Pumps - If breastfeeding is too stressful, you may want to invest in a pump. High stress levels can decrease your milk production. It is better for your baby to be getting breast milk from a bottle, than none at all. My goal was always 3 months, because that's what my mother managed and I wanted to be just as good as her, and I achieved that with a bottle, I wouldn't have with breast feeding. If you are going to pump (and this needs to be a fully committed decision) it is best to invest. You need to wake up in the middle of the night and pump just the same as if you were going to be feeding your baby, even if they sleep through you may need to set an alarm in the middle of the night. You shouldn't pump for more than 15 minutes on each breast and don't worry about fluctuations. They are completely natural, and not getting as much as you got last time, or yesterday, or last week, is perfectly normal. You will know if your supply is drying up, a couple of oz's less than before is not a problem. If you're going back to work and still want to give your baby breast milk, you might want to pump. If you want to give her breast milk but you can't get a good latch, you might want to pump. If you have twins, you might want to pump. A good sturdy pump can last the whole time you have milk, and even to another child. I've tried manual, single, double. I would recommend double every day of the week. It halves the time you need to pump, which I cannot stress how good that is.

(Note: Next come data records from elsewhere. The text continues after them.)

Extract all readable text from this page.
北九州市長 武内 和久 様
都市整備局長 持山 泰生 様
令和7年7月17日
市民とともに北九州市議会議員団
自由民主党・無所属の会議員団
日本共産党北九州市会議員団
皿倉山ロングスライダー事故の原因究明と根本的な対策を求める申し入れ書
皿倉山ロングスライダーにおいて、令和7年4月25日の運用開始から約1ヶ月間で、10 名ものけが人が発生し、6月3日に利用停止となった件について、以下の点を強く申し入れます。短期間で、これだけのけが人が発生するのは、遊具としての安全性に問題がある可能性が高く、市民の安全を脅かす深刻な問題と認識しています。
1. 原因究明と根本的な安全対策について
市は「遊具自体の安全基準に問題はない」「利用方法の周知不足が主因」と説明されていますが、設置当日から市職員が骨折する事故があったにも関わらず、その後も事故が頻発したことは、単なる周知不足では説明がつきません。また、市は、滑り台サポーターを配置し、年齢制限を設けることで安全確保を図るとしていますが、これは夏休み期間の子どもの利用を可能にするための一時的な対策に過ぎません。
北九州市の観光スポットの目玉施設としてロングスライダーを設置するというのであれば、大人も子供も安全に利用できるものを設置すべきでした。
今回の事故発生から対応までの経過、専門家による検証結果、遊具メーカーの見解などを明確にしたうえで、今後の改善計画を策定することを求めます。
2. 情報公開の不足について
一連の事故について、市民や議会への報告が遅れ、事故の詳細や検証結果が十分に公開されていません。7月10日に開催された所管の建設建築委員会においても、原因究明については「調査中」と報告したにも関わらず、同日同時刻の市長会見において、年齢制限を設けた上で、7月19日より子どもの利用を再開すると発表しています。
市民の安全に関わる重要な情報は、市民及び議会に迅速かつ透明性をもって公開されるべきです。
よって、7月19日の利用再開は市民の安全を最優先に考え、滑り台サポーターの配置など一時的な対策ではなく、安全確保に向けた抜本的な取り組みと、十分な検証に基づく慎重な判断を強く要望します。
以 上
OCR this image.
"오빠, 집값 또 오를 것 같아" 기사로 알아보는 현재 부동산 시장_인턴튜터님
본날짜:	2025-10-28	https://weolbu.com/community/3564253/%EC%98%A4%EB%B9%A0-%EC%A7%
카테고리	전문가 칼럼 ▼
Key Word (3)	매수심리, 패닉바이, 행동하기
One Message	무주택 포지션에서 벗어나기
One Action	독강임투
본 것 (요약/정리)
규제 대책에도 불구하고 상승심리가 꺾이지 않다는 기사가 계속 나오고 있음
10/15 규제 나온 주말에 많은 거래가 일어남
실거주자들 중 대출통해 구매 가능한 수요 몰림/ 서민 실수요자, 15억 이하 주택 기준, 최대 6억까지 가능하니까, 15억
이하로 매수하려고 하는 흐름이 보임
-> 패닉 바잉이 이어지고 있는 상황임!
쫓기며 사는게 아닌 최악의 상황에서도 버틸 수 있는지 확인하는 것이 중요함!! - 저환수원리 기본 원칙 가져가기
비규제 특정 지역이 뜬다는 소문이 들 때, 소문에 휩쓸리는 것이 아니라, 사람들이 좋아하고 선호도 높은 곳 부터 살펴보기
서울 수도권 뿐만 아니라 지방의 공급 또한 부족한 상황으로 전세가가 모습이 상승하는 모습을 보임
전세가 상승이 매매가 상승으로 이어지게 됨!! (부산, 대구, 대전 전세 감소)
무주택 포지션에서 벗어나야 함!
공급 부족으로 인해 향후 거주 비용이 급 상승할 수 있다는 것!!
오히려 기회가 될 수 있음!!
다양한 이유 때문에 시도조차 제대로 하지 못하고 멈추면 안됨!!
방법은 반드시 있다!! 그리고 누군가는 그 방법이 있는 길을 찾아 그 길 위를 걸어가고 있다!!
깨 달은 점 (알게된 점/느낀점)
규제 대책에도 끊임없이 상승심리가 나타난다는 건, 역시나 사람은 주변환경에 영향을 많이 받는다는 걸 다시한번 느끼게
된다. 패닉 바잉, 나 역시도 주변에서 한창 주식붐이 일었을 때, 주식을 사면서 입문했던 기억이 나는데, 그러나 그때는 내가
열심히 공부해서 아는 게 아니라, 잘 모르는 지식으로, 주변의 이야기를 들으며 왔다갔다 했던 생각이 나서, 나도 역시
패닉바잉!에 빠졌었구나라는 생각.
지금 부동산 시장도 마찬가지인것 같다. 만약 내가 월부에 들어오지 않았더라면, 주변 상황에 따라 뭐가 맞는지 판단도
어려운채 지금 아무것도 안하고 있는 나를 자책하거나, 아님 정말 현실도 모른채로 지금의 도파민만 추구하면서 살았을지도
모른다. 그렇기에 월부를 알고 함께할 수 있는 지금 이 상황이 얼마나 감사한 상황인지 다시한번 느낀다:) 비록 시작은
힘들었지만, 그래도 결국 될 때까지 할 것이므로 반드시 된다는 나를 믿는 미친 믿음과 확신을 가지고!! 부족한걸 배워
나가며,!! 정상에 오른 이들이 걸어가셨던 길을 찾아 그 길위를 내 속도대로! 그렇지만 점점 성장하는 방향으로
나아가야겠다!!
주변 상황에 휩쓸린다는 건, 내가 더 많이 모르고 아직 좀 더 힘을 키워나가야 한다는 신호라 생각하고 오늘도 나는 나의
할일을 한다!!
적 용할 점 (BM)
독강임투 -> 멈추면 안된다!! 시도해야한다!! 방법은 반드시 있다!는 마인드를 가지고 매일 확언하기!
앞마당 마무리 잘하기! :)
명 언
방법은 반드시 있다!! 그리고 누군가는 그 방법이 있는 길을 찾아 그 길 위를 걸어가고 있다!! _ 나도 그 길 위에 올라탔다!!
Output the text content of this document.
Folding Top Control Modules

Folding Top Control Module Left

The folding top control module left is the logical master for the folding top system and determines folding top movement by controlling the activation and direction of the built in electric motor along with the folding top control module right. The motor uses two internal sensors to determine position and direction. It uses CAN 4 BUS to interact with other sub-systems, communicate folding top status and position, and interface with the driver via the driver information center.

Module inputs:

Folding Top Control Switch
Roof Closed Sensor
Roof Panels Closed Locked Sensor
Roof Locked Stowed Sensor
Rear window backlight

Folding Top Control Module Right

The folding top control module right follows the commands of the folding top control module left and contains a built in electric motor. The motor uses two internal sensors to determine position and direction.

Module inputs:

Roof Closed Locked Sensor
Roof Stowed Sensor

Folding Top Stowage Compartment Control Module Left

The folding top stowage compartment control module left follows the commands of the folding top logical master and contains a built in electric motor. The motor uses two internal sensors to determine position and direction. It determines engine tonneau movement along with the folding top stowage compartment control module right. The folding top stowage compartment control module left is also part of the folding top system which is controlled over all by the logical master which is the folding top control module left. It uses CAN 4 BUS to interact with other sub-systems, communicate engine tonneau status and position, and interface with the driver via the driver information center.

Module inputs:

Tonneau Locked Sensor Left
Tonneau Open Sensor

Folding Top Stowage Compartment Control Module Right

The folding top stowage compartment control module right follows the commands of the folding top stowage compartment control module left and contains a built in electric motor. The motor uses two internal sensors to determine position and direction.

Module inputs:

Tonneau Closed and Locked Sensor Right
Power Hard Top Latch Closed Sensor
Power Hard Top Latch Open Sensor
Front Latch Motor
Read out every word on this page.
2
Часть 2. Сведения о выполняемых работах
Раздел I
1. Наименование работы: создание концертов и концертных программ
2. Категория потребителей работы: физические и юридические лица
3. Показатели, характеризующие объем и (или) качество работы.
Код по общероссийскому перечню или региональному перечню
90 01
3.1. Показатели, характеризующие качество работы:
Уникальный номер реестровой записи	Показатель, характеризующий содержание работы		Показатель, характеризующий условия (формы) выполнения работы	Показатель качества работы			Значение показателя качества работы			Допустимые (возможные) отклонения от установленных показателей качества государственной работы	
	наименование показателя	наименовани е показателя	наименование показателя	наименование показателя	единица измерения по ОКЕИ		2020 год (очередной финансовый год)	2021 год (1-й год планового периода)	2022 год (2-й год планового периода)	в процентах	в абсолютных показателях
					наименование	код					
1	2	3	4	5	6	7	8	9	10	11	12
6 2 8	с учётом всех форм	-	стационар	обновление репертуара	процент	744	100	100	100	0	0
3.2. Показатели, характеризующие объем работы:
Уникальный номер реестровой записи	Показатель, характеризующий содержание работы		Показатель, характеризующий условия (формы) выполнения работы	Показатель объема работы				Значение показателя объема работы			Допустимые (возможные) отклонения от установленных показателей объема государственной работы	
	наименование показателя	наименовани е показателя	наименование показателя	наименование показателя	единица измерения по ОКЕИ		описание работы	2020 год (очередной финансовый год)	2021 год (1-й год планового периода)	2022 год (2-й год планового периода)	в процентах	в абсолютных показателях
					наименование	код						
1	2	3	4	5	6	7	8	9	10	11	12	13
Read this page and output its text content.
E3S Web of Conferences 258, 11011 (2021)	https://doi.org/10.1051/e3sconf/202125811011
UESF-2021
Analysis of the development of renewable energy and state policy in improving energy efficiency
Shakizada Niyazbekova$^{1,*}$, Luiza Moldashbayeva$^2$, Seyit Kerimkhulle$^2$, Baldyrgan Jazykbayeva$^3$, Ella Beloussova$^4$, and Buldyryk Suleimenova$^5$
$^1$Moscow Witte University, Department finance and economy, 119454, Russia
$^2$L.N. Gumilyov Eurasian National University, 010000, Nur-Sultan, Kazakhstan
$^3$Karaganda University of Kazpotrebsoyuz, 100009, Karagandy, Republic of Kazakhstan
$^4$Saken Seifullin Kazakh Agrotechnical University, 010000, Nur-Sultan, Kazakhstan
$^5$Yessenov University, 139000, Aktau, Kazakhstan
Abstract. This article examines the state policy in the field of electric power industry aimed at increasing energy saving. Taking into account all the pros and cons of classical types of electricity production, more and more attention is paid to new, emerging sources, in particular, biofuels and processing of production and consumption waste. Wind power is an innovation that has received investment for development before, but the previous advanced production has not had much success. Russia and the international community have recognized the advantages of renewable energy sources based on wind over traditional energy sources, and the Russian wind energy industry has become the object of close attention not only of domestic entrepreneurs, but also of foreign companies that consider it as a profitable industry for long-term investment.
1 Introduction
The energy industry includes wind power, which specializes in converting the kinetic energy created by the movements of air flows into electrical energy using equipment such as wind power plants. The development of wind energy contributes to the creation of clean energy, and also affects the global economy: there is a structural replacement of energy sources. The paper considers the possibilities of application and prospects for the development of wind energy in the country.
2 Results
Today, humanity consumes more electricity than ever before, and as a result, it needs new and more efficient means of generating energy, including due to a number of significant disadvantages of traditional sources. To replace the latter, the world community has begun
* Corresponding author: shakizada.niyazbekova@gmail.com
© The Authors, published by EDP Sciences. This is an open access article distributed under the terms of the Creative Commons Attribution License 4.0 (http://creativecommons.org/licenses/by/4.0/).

I had these. Pumping bra is wonderful. Hands free, but you need to sit up straight. You can do this at work, on the computer at home, or even doing standing tasks like ironing or washing up. I liked pumping, it was an excuse for 15min to yourself, because you can't play with baby with all these wires, so I could watch tv, or have a coffee. I had the ameda lactaline double personal. £130 is a lot of money but it lasted 6x a day for a month and 4x a day for a month and a half, and still works now supply has dried up. It's worth investing in a known brand, it's a lot of money no matter what, so paying a bit more for something that has good reviews is worth it. It is also the same pump as what I borrowed from the "breastfeeding support team" for two weeks. See if there is anything similar in your area. They can lend you a pump until you get one, and it could swing your decision.